Neumann Lynn, Wulms Niklas, Witte Vanessa, Spisak Tamas, Zunhammer Matthias, Bingel Ulrike, Schmidt-Wilcke Tobias
Medizinische Klinik I, Klinik für Innere Medizin, Nephrologie und Dialyse, Osteologie und Rheumatologie, St. Franziskus-Hospital Münster, Münster, Germany.
Institut für Epidemiologie und Sozialmedizin, Universitätsklinikum Münster, Münster, Germany.
Hum Brain Mapp. 2021 Oct 15;42(15):4896-4908. doi: 10.1002/hbm.25588. Epub 2021 Jul 23.
Pain thresholds vary considerably across individuals and are influenced by a number of behavioral, genetic and neurobiological factors. However, the neurobiological underpinnings that account for individual differences remain to be fully elucidated. In this study, we used voxel-based morphometry (VBM) and graph theory, specifically the local clustering coefficient (CC) based on resting-state connectivity, to identify brain regions, where regional gray matter volume and network properties predicted individual pain thresholds. As a main finding, we identified a cluster in the left posterior insular cortex (IC) reaching into the left parietal operculum, including the secondary somatosensory cortex, where both regional gray matter volume and the local CC correlated with individual pain thresholds. We also performed a resting-state functional connectivity analysis using the left posterior IC as seed region, demonstrating that connectivity to the pre- as well as postcentral gyrus bilaterally; that is, to the motor and primary sensory cortices were correlated with individual pain thresholds. To our knowledge, this is the first study that applied VBM in combination with voxel-based graph theory in the context of pain thresholds. The co-location of the VBM and the local CC cluster provide first evidence that both structure and function map to the same brain region while being correlated with the same behavioral measure; that is, pain thresholds. The study highlights the importance of the posterior IC, not only for pain perception in general, but also for the determination of individual pain thresholds.

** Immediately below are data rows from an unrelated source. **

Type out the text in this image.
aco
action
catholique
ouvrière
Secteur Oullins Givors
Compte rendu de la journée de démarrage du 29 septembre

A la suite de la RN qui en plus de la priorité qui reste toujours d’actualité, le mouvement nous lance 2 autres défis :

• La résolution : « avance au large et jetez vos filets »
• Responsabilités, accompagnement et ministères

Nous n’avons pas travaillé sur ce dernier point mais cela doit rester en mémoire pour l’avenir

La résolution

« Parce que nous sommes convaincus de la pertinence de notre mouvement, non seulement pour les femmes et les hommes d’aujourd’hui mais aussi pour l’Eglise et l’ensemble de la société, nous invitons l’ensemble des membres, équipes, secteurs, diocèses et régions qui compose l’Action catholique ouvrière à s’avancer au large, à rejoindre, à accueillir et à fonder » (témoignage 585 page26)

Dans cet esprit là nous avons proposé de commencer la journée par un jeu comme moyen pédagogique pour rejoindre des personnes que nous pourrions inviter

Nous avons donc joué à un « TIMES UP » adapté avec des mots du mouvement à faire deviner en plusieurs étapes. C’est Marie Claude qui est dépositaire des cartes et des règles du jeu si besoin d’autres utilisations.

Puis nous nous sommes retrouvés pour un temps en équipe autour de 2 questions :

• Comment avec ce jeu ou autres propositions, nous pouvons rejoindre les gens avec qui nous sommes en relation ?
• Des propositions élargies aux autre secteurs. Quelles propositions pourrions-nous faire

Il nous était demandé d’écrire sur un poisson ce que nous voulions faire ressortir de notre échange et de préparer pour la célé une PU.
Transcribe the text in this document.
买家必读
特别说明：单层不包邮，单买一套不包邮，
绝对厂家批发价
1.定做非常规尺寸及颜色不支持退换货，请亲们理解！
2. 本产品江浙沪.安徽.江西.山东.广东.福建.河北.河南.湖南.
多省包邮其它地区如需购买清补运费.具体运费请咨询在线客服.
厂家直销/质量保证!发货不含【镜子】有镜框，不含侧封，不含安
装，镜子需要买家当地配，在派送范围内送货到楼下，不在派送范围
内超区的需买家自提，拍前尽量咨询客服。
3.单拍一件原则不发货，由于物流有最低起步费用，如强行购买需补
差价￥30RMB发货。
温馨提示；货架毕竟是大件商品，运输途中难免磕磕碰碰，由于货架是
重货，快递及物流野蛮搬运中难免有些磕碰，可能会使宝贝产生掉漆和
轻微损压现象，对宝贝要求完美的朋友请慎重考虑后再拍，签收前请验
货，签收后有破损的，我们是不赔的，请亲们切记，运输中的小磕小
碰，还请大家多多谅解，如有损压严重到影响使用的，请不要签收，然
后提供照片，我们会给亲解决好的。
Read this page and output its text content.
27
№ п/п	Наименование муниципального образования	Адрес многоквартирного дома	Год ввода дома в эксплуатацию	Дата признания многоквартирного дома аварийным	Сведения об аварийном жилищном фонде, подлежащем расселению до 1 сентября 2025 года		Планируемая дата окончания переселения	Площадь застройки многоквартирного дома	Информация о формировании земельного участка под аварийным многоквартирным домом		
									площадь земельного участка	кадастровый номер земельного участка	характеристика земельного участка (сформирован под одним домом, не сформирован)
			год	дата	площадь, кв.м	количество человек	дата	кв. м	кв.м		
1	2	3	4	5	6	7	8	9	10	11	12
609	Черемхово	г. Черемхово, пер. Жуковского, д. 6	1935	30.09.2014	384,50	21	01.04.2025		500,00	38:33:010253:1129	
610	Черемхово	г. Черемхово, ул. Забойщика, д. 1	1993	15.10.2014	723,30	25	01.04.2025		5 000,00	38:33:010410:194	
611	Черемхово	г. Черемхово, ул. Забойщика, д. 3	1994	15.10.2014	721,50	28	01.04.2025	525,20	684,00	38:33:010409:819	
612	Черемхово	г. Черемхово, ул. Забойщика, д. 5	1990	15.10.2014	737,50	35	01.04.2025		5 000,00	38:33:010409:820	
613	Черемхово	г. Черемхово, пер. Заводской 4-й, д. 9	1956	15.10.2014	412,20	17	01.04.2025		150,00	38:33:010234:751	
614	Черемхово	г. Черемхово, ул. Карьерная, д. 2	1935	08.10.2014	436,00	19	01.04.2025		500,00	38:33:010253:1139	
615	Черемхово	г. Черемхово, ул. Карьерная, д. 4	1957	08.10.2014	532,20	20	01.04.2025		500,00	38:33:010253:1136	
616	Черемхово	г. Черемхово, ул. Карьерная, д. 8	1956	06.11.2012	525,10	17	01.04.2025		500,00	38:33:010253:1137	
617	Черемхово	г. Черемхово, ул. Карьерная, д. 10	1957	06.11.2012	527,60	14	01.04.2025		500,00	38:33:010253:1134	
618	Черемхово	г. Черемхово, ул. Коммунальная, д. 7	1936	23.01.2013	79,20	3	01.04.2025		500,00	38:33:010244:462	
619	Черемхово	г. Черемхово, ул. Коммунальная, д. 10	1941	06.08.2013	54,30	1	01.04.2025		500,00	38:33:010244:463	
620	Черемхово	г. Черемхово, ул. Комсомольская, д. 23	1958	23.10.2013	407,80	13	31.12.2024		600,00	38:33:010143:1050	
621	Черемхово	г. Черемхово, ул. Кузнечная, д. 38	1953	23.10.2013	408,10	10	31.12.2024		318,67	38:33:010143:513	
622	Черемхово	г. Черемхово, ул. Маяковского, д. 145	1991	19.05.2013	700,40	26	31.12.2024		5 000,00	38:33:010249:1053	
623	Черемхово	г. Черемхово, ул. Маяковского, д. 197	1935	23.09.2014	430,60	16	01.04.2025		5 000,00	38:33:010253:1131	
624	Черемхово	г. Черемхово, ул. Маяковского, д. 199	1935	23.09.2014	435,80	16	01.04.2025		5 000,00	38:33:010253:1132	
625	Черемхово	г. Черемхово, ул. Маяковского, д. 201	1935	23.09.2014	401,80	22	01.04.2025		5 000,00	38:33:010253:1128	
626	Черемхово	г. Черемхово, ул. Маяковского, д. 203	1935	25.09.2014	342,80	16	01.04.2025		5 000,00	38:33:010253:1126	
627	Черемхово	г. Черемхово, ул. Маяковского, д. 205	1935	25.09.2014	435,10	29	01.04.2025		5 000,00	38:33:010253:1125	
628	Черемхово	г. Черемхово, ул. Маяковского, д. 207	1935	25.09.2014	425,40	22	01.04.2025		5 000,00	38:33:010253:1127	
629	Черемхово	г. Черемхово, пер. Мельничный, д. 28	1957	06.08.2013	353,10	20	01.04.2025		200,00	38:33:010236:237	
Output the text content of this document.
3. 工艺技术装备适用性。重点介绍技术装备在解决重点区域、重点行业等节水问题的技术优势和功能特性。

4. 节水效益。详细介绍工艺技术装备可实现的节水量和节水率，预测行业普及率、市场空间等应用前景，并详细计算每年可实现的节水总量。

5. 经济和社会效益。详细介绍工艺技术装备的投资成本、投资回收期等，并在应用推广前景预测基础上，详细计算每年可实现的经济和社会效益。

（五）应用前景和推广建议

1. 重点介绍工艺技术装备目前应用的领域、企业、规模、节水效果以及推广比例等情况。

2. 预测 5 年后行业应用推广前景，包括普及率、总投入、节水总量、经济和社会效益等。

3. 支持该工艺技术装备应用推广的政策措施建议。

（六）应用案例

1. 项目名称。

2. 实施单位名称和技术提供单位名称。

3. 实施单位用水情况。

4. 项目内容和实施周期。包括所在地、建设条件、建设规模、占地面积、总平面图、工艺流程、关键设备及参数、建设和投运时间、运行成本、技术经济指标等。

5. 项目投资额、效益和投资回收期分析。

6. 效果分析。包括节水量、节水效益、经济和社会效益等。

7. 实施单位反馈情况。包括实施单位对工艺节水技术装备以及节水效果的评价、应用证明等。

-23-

疼痛阈值在个体间差异很大,并受多种行为、遗传和神经生物学因素影响。然而,造成个体差异的神经生物学基础仍有待充分阐明。在本研究中,我们使用基于体素的形态测量法(VBM)和图论,特别是基于静息态连接性的局部聚类系数(CC),来识别脑区,其中区域灰质体积和网络属性可预测个体疼痛阈值。作为主要发现,我们在左后岛叶皮质(IC)中识别出一个延伸至左顶叶岛盖的簇,包括次级体感皮层,该区域的灰质体积和局部CC均与个体疼痛阈值相关。我们还以左后IC为种子区域进行了静息态功能连接性分析,结果表明与双侧中央前回和中央后回的连接性,即与运动和初级感觉皮层的连接性与个体疼痛阈值相关。据我们所知,这是第一项在疼痛阈值背景下将VBM与基于体素的图论相结合的研究。VBM和局部CC簇的共定位首次证明,结构和功能映射到同一脑区,同时与同一行为指标(即疼痛阈值)相关。该研究强调了后IC的重要性,不仅对于一般的疼痛感知,而且对于个体疼痛阈值的确定。